Originally posted by Code Master
The non-free version of Graphing Calculator could do vector fields and a whole slew of things as seen in the version 2 demo that comes with the free version.
Yep, it's kind of odd that Apple went with CurvusPro given that it was somewhat behind GraphingCalculator featurewise. However, the PacificTech folks seemed a bit obstinate about not porting to native OS X (although they now say they have an OS X native version in the works and are in testing).
Originally posted by irobot2004
Yep, it's kind of odd that Apple went with CurvusPro given that it was somewhat behind GraphingCalculator featurewise. However, the PacificTech folks seemed a bit obstinate about not porting to native OS X (although they now say they have an OS X native version in the works and are in testing).
Although buying Graphing Calculator from PacificTech would have solved the OS X obstinacy problem.
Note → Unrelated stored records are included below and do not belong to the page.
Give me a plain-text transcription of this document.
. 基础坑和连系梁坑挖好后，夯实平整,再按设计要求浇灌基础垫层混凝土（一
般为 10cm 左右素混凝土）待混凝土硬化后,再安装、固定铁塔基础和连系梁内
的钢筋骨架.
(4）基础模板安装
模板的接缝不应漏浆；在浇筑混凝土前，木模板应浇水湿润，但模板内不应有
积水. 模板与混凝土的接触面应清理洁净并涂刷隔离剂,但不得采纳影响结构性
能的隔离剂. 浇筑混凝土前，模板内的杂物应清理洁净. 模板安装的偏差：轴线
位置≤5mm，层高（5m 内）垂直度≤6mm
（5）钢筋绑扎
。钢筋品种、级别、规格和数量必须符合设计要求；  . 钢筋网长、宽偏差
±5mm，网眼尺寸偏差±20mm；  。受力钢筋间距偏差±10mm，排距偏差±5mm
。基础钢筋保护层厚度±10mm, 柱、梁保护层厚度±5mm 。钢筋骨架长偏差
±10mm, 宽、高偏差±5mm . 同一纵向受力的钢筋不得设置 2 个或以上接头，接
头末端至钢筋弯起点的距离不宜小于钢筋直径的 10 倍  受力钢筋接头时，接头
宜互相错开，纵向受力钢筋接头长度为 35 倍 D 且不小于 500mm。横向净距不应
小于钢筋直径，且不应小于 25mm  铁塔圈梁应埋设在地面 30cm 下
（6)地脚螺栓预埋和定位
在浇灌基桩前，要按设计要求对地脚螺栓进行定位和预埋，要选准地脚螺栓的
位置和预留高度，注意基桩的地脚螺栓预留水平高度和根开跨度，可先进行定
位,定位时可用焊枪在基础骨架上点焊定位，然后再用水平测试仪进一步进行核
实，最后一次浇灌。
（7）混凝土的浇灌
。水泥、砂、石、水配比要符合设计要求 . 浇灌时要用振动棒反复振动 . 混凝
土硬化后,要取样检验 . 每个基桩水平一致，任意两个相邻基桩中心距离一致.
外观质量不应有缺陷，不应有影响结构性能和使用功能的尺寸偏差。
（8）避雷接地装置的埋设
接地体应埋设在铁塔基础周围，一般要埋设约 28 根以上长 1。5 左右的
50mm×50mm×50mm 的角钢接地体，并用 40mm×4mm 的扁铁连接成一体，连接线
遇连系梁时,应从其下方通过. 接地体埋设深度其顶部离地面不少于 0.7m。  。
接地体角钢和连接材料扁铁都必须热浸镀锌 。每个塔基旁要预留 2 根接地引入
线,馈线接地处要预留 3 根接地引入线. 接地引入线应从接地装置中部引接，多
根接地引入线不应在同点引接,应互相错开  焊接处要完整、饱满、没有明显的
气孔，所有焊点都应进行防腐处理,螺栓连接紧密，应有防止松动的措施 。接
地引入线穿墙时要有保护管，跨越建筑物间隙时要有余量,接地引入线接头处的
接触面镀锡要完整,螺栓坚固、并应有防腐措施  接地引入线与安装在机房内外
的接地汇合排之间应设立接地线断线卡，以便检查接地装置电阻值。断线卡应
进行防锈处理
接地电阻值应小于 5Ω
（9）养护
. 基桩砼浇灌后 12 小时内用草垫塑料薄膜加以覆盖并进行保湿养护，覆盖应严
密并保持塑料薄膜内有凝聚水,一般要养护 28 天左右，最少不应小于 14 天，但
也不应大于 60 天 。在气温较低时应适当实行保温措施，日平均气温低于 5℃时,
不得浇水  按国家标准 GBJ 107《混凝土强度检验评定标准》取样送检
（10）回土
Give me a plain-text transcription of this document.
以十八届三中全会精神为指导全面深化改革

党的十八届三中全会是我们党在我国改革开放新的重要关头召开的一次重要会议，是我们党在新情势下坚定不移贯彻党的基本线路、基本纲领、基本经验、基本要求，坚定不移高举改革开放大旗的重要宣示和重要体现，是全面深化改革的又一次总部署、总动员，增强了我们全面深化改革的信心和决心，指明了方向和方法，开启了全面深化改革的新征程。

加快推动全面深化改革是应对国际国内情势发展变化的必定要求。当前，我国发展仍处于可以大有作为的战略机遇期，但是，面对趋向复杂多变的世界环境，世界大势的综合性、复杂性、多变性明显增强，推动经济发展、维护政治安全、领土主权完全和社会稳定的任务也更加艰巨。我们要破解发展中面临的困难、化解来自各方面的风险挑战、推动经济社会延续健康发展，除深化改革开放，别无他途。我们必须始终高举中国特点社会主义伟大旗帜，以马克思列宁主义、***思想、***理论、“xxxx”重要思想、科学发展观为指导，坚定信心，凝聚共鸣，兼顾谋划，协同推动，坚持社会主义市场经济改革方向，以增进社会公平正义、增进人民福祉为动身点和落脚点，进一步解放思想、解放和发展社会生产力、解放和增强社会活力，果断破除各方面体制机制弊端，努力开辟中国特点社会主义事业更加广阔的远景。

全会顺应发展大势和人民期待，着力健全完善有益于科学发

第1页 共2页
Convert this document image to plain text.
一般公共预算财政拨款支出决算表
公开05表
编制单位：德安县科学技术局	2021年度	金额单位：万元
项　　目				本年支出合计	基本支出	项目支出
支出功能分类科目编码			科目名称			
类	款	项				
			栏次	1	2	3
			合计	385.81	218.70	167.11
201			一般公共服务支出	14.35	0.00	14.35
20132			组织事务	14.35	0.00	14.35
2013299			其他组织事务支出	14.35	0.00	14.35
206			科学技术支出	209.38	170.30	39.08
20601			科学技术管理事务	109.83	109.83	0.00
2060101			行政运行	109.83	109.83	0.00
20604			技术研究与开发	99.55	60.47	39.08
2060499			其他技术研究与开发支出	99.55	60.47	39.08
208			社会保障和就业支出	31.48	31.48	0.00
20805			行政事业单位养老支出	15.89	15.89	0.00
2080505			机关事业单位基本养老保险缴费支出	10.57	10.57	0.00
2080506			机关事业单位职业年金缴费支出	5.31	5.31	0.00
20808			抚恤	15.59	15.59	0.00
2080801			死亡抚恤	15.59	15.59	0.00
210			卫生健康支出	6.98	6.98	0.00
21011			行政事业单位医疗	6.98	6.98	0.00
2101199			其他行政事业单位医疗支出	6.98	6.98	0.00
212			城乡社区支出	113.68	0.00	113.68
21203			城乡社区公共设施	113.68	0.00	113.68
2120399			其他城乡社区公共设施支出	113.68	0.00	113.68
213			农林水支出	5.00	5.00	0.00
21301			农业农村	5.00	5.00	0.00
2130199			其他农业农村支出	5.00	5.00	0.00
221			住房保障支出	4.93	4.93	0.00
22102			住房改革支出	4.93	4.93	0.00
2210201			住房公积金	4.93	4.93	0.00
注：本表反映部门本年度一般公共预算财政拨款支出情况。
Maybe they didn't want to sell.
Originally posted by CharlesS
Although buying Graphing Calculator from PacificTech would have solved the OS X obstinacy problem.
Maybe they didn't want to sell.
Exactly how does Pacific Tech expect to stay in business without Apple's business? I almost forgot that Graphing Calculator 1.3 ships with each new Mac. The company's core business is providing a Classic app that virtually no one will use anymore. Sounds like a winner to me.